State prisons turn to telemedicine for safety, savings | Government Technology
Most states have turned to telemedicine to some extent for treating prisoners—often in remote areas, where many prisons are located—because it allows doctors to examine them from a safe distance. As more doctors participate, healthcare becomes more available for inmates.
Kansas will seek recertification of Osawatomie State Hospital | Kansas City (Mo.) Star
Plans are underway to seek Medicare recertification for Osawatomie State Hospital, a process that could take three to six months, a Kansas official told a joint legislative committee Thursday. The CMS told the hospital in November that Medicare would stop reimbursements for patient care because of safety issues.
New hospitals planned for Indiana towns following CHS-IU Health deal | South Bend (Ind.) Tribune
New hospitals are on the drawing board for the Indiana towns of LaPorte and Knox. Thor Thordarson, president and CEO of IU Health LaPorte Hospital, would not reveal when construction might begin because of a confidentiality agreement with Community Health Systems, which will become majority owner of the hospitals in the spring.
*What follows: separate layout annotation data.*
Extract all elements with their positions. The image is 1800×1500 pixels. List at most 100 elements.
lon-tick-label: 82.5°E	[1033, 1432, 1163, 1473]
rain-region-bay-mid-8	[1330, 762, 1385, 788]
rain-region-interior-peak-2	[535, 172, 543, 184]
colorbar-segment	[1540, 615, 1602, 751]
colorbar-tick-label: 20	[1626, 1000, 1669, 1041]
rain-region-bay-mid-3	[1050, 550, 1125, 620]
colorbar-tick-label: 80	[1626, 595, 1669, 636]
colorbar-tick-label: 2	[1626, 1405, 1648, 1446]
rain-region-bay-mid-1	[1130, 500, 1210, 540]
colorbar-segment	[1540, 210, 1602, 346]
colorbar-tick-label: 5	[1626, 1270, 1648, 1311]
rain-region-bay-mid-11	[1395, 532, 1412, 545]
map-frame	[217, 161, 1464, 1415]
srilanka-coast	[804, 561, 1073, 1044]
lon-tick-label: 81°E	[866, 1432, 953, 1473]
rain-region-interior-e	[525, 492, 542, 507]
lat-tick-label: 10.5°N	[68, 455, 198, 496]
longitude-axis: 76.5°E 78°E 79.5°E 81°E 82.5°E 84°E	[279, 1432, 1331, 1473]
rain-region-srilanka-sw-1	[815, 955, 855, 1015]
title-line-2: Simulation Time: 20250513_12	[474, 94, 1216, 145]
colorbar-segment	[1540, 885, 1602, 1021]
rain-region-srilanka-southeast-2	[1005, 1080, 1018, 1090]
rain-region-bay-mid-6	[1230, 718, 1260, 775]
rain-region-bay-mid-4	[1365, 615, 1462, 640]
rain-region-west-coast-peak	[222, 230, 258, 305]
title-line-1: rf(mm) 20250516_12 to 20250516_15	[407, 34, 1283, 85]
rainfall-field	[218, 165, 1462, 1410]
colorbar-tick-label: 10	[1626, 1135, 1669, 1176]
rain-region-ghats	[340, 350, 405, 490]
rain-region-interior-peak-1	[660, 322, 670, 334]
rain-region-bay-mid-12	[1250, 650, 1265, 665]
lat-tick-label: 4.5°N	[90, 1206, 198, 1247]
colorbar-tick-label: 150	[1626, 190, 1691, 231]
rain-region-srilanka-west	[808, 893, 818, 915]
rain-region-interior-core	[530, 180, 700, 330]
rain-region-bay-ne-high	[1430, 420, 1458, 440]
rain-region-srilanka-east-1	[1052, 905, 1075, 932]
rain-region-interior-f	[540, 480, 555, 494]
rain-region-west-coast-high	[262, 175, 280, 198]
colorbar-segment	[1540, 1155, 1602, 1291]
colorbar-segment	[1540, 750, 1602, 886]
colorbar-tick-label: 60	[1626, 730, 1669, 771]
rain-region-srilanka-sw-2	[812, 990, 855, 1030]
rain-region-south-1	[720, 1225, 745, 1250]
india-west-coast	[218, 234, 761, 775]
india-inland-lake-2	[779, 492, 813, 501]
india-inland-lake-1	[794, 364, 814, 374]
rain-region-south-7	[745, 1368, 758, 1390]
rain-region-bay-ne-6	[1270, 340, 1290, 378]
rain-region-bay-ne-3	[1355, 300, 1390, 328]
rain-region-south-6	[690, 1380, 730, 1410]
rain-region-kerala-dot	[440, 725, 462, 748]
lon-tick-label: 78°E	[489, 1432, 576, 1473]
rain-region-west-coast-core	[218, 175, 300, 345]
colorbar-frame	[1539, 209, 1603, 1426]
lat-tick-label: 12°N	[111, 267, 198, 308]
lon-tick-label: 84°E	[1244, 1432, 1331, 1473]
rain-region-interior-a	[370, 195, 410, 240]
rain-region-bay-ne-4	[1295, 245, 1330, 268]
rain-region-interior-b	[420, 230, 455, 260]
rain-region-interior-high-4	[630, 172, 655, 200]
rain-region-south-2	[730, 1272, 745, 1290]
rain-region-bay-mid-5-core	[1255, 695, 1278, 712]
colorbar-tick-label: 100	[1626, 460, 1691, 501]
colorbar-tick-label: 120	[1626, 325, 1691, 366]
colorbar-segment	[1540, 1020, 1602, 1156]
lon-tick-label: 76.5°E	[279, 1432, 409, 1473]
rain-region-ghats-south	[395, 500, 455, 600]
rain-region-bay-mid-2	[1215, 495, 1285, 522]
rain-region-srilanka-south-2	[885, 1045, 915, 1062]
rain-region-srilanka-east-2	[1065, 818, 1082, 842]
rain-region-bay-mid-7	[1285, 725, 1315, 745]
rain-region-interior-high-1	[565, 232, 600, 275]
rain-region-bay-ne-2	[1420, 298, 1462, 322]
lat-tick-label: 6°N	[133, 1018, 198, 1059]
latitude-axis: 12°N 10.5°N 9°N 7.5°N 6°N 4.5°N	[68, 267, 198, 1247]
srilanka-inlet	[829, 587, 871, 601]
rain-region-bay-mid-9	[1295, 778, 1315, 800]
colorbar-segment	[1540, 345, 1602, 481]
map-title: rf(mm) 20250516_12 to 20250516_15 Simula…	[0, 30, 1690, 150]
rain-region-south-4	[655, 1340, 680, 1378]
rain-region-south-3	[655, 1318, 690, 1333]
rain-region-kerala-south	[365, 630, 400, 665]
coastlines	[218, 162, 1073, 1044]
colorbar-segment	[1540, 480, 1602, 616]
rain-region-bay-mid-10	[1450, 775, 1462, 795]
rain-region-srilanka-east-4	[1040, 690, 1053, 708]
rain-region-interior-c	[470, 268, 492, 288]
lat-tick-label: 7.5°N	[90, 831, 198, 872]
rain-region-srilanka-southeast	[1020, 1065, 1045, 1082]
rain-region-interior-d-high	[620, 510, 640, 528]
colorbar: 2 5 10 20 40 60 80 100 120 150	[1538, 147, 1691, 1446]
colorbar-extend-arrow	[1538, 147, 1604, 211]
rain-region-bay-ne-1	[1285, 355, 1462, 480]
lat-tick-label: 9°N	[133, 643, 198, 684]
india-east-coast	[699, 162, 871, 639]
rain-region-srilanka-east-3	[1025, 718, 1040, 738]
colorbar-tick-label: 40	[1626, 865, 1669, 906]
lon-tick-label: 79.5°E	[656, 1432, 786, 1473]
Kaiser Permanente bringing call center to Georgia | Gwinnett Daily Post (Lawrenceville, Ga.)
Kaiser Permanente will open a new member services center this fall in Duluth, Ga., bringing more than 600 jobs to the Atlanta area.
Kennedy Health said to be next to join Jefferson | Philadelphia Inquirer
New Jersey’s Kennedy Health System will be joining the Thomas Jefferson University system, say industry sources. This deal is the Philadelphia system's fourth since CEO Stephen Klasko led the breakup of the former Jefferson Health System in 2014.